Dans le secteur directement touché par la projection des poussières et la retombée des résidus de l’incendie, Robin des Bois a relevé, à Rouen, 5 crèches distantes de 260m à 620m de l’épicentre, 4 écoles maternelles distantes de 67m à 580m de l’épicentre, 3 écoles élémentaires distantes de 67m à 541m et à Petit-Quevilly, 4 écoles maternelles distantes de 719m à 840m et 2 écoles élémentaires distantes de 748m à 820m. A noter qu’au cours de la campagne de diagnostic des établissements sensibles lancée en 2012 par le ministère de l’Ecologie, 3 de ces établissements situés à Petit-Quevilly ont été classés en catégorie C ” les diagnostics ont montré la présence de pollutions qui nécessitent la mise en œuvre de mesures techniques de gestion, voire la mise en œuvre de mesures sanitaires” (maternelle Robert Desnos, maternelle Elsa Triolet, élémentaire Louis de Saint-Just).
L’émotion est grande au sein des quartiers sinistrés. Des centaines d’habitants appellent le numéro d’urgence pour que les débris d’amiante et les suies déposées sur les balcons et dans les jardins privés soient enlevés le plus rapidement possible et dans les règles de l’art. Il va sans dire que les services de l’Etat vont une fois de plus minimiser les risques sanitaires de cette catastrophe et tenter de rassurer les populations avoisinantes en prétendant que les seuils de dangerosité en fonction des normes existantes ne sont pas dépassés.
Une fois encore, plusieurs tonnes d’amiante vont être définitivement “invisibilisées” et les dioxines, les autres composés chlorés, les métaux lourds, les hydrocarbures issus de la combustion des plastiques et des autres matériaux intégrés aux bâtiments vont se noyer dans le bruit de fond industriel et urbain de la Métropole Rouen Normandie.
Dans la Métropole de Rouen, les teneurs en particules fines (PM10, PM2,5) dépassent largement les recommandations formulées par l’Organisation Mondiale de la Santé (OMS) pour protéger la santé humaine.

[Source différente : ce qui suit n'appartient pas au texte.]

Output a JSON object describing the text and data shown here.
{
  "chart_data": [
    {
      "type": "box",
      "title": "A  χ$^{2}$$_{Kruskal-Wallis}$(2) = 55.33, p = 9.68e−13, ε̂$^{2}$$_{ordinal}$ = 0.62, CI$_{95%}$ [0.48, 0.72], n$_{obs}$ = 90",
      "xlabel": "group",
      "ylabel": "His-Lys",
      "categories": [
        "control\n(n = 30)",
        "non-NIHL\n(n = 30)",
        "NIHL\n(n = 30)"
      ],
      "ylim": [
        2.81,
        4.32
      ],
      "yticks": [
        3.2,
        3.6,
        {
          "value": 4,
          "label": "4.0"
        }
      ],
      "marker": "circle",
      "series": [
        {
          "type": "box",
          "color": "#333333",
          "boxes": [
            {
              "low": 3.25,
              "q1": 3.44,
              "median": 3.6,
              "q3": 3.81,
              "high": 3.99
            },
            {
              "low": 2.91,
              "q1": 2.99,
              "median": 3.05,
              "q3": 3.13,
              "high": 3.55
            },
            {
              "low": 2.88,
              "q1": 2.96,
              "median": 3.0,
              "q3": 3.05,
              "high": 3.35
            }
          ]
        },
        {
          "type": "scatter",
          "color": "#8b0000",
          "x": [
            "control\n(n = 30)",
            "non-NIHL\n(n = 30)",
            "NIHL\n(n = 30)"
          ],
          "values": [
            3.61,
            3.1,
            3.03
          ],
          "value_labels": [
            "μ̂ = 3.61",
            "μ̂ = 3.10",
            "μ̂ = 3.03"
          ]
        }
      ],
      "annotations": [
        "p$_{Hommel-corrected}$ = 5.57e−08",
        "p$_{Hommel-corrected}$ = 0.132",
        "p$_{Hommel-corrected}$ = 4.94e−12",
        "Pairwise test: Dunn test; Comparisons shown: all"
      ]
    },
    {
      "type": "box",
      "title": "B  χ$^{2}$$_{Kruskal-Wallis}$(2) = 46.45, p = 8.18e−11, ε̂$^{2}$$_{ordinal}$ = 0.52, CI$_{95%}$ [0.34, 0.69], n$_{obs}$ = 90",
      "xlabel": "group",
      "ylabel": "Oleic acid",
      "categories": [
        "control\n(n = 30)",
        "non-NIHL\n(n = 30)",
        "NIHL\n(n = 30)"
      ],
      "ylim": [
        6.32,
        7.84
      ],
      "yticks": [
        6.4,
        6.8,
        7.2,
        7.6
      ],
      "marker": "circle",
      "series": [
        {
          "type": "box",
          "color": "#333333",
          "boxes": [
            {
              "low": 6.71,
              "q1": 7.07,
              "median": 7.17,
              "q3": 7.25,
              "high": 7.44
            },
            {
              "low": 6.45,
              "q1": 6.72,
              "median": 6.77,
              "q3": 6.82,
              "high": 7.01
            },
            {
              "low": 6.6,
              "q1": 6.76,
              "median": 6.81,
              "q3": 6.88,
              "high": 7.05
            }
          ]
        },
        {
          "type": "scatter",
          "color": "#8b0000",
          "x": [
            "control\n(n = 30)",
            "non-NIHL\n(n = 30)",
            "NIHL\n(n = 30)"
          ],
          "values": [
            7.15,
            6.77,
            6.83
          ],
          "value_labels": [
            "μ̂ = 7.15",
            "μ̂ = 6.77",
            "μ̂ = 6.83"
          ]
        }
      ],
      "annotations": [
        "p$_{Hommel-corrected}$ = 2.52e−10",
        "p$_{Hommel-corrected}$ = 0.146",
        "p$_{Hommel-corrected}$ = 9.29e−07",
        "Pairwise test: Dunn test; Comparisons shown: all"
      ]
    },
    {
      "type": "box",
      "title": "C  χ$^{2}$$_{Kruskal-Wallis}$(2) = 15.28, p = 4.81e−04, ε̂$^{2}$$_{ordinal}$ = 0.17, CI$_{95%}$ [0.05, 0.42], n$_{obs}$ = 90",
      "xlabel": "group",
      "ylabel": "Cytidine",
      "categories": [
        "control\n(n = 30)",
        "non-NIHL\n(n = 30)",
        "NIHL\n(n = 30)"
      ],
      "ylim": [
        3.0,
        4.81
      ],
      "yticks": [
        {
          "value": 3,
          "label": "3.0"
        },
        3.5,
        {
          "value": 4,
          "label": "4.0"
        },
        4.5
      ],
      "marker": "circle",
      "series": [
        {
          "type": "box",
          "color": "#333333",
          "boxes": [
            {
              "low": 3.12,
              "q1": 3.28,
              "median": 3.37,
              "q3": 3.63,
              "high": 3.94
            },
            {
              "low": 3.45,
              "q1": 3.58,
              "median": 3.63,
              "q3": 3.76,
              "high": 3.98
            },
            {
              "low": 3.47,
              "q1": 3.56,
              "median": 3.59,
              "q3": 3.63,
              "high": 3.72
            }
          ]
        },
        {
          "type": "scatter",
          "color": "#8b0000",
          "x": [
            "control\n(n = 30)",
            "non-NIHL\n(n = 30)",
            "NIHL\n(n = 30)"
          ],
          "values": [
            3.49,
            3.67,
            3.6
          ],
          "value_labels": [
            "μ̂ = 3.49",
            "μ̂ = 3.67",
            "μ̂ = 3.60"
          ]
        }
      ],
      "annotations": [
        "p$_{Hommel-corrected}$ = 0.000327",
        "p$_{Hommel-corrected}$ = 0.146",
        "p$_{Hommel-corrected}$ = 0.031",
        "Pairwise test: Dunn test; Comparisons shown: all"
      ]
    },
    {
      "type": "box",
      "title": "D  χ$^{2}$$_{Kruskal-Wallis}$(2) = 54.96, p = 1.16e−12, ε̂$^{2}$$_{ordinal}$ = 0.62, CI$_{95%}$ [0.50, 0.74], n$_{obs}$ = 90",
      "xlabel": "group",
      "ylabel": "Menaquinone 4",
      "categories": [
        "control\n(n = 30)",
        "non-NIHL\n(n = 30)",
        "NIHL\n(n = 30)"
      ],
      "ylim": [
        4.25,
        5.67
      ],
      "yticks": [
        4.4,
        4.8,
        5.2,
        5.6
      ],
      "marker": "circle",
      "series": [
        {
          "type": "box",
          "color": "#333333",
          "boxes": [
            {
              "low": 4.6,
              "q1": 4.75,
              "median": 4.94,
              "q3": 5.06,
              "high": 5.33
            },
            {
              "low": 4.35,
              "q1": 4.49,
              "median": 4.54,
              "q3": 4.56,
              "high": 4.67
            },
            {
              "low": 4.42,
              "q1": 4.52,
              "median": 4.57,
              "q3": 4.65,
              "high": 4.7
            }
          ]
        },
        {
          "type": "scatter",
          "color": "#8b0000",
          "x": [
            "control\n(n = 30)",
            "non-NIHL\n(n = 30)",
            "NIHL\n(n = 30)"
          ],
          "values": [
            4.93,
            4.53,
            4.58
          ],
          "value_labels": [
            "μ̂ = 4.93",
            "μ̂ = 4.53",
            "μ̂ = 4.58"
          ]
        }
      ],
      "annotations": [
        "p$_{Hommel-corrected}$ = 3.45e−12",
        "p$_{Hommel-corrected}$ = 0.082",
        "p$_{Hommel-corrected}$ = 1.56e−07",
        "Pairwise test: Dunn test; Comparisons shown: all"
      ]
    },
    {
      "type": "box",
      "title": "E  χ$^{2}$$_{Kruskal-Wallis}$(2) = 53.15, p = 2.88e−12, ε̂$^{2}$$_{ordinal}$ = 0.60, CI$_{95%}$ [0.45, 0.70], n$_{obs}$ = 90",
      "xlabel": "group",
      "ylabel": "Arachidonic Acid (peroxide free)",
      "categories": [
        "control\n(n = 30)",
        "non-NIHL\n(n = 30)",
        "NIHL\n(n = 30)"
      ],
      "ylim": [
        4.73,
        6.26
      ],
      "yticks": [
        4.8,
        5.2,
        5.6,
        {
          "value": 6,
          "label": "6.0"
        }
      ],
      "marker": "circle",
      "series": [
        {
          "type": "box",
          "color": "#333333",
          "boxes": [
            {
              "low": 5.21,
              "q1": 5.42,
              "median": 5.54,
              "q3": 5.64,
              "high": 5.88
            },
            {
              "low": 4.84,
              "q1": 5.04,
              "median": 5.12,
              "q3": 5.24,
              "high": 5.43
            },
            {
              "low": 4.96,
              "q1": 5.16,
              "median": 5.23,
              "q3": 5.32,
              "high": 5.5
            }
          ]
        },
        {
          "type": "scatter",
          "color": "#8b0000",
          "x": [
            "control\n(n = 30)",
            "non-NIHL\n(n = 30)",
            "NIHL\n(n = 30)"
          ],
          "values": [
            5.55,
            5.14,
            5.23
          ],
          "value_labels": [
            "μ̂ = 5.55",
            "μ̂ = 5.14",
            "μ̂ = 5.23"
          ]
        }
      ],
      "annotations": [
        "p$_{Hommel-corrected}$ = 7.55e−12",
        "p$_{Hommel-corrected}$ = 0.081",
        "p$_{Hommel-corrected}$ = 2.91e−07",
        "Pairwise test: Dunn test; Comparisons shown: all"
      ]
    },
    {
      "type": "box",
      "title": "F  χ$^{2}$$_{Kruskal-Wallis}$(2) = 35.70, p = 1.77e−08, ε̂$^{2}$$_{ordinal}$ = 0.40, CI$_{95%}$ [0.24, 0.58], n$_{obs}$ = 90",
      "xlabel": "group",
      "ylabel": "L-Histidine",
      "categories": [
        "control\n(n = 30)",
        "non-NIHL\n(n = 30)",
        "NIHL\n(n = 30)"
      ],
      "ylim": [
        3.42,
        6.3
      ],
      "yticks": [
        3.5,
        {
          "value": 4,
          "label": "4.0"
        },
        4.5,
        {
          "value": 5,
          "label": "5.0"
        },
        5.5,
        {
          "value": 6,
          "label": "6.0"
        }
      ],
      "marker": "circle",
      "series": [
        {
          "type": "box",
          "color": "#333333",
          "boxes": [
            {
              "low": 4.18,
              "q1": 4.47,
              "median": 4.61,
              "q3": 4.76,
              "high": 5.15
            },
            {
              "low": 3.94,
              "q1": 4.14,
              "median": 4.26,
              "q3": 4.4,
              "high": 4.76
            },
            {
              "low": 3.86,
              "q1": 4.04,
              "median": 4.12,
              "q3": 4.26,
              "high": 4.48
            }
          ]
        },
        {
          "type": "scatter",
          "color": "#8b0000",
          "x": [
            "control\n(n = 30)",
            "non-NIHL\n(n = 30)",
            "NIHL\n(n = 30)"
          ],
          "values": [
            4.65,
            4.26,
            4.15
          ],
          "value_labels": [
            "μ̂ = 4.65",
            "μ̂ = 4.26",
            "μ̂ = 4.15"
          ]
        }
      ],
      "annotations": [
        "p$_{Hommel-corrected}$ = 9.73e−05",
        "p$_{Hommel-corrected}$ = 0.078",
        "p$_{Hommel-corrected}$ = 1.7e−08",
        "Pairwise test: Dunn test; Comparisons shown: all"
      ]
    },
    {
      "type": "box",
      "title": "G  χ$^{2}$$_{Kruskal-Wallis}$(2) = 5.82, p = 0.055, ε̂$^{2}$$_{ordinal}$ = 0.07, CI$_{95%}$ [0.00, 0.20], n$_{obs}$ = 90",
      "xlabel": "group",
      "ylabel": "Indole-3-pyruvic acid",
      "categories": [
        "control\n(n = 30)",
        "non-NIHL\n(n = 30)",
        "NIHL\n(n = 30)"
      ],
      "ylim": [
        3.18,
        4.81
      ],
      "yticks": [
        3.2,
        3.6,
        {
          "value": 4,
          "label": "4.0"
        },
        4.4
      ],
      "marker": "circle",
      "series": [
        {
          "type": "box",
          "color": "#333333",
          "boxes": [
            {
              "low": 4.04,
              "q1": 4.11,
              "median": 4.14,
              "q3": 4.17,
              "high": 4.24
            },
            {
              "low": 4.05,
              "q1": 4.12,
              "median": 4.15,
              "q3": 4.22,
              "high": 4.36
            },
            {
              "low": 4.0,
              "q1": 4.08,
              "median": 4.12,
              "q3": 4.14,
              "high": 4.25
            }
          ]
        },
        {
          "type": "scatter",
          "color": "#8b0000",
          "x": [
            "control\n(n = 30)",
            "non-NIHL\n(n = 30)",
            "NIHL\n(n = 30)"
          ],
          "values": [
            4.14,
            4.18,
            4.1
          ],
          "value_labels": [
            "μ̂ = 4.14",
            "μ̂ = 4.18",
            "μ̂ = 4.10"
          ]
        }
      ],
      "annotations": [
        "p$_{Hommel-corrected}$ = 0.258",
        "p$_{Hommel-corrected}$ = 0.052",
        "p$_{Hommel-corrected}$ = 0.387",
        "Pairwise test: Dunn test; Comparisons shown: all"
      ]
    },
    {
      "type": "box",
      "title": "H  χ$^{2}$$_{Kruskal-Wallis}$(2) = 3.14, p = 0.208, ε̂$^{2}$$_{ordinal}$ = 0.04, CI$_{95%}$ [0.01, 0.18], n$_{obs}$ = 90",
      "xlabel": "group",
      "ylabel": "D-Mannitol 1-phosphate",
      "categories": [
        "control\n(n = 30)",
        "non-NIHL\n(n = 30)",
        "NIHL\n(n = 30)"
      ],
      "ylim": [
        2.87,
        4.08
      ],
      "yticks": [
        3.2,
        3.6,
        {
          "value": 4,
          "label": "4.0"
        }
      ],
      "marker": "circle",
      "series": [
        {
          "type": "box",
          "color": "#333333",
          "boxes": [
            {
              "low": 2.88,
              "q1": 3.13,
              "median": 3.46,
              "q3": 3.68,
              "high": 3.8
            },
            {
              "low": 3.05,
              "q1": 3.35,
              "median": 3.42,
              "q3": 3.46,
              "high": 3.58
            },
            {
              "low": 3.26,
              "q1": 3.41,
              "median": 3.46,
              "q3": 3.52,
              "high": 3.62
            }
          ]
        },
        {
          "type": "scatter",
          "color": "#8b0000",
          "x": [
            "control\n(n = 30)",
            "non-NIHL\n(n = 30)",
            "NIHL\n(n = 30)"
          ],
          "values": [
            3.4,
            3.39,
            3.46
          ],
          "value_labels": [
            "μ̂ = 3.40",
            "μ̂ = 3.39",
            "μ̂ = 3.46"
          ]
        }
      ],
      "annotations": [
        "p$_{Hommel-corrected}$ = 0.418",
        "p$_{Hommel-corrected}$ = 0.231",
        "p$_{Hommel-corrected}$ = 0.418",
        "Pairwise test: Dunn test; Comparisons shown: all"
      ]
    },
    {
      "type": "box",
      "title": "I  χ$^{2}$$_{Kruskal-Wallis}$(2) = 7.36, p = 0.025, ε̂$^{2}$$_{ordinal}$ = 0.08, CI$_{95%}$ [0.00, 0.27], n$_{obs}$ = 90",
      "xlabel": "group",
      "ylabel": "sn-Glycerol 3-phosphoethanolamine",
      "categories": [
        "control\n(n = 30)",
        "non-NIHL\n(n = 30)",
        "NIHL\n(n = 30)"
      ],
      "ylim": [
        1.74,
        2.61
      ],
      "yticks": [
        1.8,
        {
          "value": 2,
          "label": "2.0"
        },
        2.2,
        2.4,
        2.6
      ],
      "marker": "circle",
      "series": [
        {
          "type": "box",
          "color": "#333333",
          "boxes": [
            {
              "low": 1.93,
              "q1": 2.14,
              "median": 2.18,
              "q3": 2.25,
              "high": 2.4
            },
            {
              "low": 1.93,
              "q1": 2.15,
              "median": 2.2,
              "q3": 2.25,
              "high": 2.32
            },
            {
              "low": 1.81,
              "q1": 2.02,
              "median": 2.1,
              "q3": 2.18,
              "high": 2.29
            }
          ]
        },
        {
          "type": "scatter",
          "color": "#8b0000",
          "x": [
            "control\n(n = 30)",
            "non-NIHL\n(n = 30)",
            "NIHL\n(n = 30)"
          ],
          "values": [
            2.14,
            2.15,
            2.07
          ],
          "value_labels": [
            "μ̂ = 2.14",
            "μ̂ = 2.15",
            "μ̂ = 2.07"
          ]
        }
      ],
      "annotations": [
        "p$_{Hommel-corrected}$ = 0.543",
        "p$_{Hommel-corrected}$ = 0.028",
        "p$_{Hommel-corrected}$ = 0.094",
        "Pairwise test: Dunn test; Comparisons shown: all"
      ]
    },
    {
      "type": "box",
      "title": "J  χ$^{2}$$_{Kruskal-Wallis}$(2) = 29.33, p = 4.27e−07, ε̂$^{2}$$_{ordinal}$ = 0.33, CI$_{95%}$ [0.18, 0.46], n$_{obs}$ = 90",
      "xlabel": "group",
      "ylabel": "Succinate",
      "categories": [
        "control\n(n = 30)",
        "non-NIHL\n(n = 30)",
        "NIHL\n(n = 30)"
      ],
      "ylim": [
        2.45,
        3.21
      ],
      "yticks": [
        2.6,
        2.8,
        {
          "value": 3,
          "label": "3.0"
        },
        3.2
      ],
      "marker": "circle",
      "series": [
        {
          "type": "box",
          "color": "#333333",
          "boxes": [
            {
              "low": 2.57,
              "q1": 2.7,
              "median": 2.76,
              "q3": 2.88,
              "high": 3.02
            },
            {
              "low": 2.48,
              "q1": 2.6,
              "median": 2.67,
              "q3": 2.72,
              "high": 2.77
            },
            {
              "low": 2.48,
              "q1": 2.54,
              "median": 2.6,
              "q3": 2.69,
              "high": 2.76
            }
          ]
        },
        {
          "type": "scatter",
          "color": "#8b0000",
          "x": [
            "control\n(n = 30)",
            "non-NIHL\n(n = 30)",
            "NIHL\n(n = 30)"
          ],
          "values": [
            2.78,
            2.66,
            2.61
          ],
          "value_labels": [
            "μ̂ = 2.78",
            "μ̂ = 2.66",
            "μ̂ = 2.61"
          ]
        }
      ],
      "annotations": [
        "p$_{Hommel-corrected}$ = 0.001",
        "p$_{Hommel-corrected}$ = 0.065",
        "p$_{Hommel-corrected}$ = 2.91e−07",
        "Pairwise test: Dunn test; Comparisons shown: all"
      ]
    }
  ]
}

A l’évidence, ce nouvel incendie va aggraver une situation déjà critique. Sur place, les milliers de tonnes de gravats et de poutrelles enduites d’amiante vont constituer aussi longtemps qu’ils ne seront pas protégés des pluies et du vent un réservoir de polluants menaçant aussi les eaux souterraines du lit majeur de la Seine.
La perte pour la biodiversité et les dommages infligés à des espèces protégées ne font pas de doute. Les bâtiments incendiés du quartier Saint-Julien étaient des sites de nidification, de chasse ou de transit pour des rougequeues noirs, des faucons crécerelles et pour des chauves-souris notamment des pipistrelles communes. Pendant le diagnostic écologique réalisé au printemps de l’année 2021, 20 espèces d’oiseaux dont 13 protégées au niveau national ont été signalées dans les 7 immeubles qui étaient encore debout à 18h le 30 septembre (heure et date du début de l’incendie).